Polyvalence

Avancer sur trois dossiers à la fois, écrire en observant les nuages tout en organisant la rentrée sans rien louper du dernier film en DVD – réaliser tout cela en même temps constituait un défi excitant.  

L’euphorie était d’accomplir en parallèle un maximum de tâches.  

Pourquoi se contenter de peu, se disait-elle, quand tout s’offre à qui veut ?  

De fait, mener plusieurs actions de front dilatait l’effet de rendement (même si ce n’était peut-être qu’une illusion). 

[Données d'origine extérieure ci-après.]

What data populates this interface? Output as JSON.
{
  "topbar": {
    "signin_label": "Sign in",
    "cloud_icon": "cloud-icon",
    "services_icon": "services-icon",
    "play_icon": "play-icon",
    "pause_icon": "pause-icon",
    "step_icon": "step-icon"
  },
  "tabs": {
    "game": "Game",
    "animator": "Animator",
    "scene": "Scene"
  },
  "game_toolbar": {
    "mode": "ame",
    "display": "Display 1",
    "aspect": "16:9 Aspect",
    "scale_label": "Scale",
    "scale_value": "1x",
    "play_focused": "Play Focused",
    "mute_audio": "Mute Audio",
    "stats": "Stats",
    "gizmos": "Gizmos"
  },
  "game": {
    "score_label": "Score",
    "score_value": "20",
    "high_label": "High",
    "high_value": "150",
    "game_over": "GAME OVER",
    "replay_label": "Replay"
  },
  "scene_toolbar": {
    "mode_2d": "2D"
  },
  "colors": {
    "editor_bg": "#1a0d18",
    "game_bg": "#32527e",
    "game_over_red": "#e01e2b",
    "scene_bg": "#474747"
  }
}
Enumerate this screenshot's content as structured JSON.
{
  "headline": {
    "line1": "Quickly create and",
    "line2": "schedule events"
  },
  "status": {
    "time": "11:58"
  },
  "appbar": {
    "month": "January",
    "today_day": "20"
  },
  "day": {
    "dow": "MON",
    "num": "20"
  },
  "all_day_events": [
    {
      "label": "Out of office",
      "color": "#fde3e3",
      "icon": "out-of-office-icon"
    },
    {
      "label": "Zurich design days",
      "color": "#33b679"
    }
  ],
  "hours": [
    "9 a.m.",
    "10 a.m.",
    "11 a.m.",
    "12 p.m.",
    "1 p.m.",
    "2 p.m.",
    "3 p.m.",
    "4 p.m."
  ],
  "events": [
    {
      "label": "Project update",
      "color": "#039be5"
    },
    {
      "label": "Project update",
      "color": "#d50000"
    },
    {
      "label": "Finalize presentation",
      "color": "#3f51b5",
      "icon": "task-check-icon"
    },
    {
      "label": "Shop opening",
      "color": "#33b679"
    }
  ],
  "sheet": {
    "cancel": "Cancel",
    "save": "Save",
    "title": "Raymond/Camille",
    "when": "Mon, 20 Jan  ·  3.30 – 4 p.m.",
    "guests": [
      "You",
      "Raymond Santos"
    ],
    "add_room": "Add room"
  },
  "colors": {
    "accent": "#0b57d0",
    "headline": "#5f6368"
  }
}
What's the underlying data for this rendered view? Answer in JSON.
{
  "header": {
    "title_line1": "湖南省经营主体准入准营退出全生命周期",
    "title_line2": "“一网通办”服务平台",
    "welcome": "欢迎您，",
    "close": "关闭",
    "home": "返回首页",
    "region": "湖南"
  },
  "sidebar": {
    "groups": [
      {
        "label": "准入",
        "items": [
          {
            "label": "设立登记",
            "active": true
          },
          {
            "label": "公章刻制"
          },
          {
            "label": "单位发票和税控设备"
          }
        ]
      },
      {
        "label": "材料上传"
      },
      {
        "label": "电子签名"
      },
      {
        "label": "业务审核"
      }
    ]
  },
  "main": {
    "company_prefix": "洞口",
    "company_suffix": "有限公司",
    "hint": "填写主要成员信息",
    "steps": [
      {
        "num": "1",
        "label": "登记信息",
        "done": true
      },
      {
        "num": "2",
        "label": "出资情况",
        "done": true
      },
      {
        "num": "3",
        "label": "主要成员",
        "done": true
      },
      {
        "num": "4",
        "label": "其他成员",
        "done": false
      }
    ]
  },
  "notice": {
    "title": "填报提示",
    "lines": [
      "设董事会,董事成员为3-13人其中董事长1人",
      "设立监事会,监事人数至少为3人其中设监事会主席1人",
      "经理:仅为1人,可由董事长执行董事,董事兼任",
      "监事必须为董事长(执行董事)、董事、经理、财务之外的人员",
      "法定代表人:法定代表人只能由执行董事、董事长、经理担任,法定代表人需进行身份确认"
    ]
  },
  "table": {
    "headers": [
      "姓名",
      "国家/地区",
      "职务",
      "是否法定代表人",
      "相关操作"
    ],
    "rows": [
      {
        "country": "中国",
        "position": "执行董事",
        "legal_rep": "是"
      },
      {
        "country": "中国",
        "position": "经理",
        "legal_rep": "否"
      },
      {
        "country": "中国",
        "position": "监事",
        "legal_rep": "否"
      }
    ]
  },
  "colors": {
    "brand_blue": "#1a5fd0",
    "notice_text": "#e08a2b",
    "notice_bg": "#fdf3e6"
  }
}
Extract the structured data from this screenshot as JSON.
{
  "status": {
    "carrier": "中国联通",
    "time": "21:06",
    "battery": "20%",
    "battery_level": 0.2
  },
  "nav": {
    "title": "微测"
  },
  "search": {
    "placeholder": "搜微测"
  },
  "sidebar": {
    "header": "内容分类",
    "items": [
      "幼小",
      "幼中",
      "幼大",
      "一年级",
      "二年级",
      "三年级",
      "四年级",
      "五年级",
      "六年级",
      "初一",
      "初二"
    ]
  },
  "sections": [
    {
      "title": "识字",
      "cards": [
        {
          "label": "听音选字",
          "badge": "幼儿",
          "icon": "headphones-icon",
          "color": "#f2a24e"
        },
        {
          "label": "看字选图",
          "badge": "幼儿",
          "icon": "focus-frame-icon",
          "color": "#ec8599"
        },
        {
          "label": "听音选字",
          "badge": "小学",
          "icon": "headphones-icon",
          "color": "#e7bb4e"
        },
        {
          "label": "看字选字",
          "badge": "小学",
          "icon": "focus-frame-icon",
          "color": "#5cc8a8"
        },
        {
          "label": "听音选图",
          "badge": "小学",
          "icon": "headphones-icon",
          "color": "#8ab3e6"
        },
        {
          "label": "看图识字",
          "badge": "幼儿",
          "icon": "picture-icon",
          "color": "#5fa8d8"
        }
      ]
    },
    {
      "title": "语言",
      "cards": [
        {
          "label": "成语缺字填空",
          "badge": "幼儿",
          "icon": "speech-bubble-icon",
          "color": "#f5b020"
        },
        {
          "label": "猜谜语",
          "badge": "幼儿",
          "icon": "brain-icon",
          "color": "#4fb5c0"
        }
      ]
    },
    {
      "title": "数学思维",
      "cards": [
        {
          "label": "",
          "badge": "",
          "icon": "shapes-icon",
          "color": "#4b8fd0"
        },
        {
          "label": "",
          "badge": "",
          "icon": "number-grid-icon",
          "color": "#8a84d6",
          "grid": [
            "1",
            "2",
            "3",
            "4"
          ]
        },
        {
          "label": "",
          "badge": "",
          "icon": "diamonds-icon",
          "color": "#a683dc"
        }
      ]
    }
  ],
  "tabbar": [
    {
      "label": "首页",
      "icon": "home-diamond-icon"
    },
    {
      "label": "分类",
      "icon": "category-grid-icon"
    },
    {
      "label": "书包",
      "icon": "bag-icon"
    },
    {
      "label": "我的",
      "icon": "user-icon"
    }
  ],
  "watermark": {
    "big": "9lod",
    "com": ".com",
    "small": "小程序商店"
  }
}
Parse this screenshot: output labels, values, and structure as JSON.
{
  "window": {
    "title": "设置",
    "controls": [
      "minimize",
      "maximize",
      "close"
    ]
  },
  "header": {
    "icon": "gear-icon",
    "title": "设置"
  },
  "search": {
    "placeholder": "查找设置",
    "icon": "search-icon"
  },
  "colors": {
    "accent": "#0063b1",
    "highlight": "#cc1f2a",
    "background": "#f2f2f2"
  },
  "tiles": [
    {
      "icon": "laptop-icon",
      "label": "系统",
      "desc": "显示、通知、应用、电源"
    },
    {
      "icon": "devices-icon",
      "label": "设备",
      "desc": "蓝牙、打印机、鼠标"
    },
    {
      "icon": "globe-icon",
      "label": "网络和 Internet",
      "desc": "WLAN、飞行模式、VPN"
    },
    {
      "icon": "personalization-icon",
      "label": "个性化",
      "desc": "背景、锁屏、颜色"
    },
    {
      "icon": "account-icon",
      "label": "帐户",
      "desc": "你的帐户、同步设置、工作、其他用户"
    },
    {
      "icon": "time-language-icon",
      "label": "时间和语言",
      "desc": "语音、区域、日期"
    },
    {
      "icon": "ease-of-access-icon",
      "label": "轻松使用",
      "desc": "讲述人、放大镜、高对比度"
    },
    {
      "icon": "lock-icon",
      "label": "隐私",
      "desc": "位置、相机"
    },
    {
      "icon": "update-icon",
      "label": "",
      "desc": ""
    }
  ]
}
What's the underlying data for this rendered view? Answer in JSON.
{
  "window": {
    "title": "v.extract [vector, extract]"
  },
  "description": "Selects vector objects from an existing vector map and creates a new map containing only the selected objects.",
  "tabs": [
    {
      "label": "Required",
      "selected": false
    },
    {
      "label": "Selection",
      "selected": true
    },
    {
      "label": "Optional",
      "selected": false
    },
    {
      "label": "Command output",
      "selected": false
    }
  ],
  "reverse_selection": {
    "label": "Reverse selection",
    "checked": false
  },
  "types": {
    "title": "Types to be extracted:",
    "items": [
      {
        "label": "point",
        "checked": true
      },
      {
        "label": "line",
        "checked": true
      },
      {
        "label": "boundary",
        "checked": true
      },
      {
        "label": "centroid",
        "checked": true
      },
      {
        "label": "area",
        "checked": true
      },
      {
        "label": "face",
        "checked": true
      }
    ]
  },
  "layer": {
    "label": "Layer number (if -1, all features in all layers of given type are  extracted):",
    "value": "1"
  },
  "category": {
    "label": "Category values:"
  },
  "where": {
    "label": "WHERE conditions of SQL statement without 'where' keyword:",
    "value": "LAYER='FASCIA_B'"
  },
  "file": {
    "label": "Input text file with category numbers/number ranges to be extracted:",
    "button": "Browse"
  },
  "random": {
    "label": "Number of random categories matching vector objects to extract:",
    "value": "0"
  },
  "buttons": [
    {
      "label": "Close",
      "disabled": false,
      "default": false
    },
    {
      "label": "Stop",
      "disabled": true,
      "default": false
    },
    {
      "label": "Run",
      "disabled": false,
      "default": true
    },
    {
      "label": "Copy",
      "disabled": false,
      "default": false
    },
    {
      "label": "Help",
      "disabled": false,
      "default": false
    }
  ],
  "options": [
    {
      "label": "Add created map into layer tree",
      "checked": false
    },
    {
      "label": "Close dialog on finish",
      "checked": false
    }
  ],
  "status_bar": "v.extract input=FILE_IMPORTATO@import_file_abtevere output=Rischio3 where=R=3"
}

C’est l’urgence qui ficelait l’agenda et assurait l’unité de la synthèse finale. 

Ainsi, quand elle prenait le train pour aller voir sa mère, elle cumulait dans sa tête plusieurs niveaux d’investissement. 

Non seulement elle lisait ses dossiers tout en se déplaçant et travaillait en régime standard, mais elle se disait qu’en plus d’être utile familialement, elle mettait aussi de l’huile dans le rouage social : le corps médical serait stimulé par l’intérêt qu’elle montrait (son désir d’être efficace en serait redoublé).  

Elle multipliait les vertus dont elle parait son voyage. 

Et c’est saturée d’existence qu’elle descendait du train, titubant sous le poids de sa polyvalence, chargée de ses devenirs grappillés en chemin, qui se superposaient.  

Pourtant il ne lui échappait pas que déployer l’énergie dans tant de directions était risqué. Et pouvait même paraître suspect. Sans parler de la vigilance pour ne pas se prendre les pieds dans le tapis, qui demandait un effort permanent. 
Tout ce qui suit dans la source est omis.